The sheet resistance of the doped region in ultra-shallow junctions is critical to the speed of non-strained engineered integrated circuits. Maintaining low sheet resistance for antimony Sb implanted in Si is a difficult challenge to meet the performance requirements of future Complementary Metal Oxide Semiconductor devices (CMOS). A developed Differential Hall Measurements (DHM) is utilized to measure the dopant carrier concentration profile matches with the atomic profile measured by Secondary Ion Mass Spectroscopy (SIMS) for electrical characterization of the formed ultra-shallow junction. Present results show that decreasing the ion implant energy as 40 keV, 12 keV, 5 keV and 2 keV for the given implant dose under rapid thermal annealing (RTA) in the range from 600°C to 1100°C for 10s, results in an increase in sheet resistance from ~200 Ω/sq to ~850 Ω/sq with reduction in electrical activation percentage from ~90% to ~30%. Also the conductivity mobility decreases with implant energy while increases with annealing temperature. This reduction in electrical activation is due to reduction in junction depth from 60 nm at 40 keV to 17 nm at 2 keV accompanied with higher peak Sb concentration (≥ 2 × 1020 cm-3) as implant energy decreases for annealing temperature less than 800°C for 10s.
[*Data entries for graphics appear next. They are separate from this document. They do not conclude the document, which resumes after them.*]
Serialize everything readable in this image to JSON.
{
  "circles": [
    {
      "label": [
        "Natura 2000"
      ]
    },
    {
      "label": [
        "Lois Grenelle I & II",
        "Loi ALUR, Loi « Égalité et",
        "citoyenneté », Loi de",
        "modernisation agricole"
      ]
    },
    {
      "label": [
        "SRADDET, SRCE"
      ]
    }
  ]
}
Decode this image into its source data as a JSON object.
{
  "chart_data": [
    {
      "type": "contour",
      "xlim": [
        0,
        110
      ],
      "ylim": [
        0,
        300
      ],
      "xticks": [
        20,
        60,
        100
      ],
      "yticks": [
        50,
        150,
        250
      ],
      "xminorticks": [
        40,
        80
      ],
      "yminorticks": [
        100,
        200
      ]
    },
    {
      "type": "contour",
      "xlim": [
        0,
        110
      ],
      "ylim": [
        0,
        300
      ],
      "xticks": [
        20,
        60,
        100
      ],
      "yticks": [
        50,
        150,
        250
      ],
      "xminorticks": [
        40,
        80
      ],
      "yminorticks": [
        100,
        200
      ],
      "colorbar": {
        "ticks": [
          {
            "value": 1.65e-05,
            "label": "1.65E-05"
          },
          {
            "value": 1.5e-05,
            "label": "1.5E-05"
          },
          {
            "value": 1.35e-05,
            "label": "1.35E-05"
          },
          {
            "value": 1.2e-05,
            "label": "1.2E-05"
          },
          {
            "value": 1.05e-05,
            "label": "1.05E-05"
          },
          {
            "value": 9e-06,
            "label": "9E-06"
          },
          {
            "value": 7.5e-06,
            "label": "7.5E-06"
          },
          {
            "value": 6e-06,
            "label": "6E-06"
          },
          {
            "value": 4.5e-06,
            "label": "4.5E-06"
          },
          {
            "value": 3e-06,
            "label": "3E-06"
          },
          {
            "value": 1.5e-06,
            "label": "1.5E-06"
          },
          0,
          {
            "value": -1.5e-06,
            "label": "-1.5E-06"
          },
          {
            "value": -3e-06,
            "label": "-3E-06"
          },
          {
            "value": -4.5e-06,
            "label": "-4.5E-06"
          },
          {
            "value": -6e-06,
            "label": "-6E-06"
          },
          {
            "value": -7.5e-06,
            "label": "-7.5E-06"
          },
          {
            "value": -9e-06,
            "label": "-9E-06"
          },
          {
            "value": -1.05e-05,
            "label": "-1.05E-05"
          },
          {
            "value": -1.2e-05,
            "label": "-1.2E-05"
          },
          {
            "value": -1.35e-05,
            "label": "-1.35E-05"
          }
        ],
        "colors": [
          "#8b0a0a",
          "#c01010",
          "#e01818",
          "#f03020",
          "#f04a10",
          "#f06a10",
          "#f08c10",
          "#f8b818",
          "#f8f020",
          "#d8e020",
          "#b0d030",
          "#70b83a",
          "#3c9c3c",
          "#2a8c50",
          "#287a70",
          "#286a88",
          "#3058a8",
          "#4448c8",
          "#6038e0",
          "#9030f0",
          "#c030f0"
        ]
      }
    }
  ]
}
Higher annealing temperature (i.e. > 800°C) does not improve the electrical activation while increases the sheet resistance due to the out diffusion of Sb from the active region. The best results that nearly satisfying industrial ITRS requirements corresponds to the following parameters: 5 keV implant energy with sheet resistance 400 Ω/sq, electrical activation 60%, conductivity mobility 50 cm2/Vs, peak Sb concentration of 4 × 1020 cm-3 and junction depth 22 nm.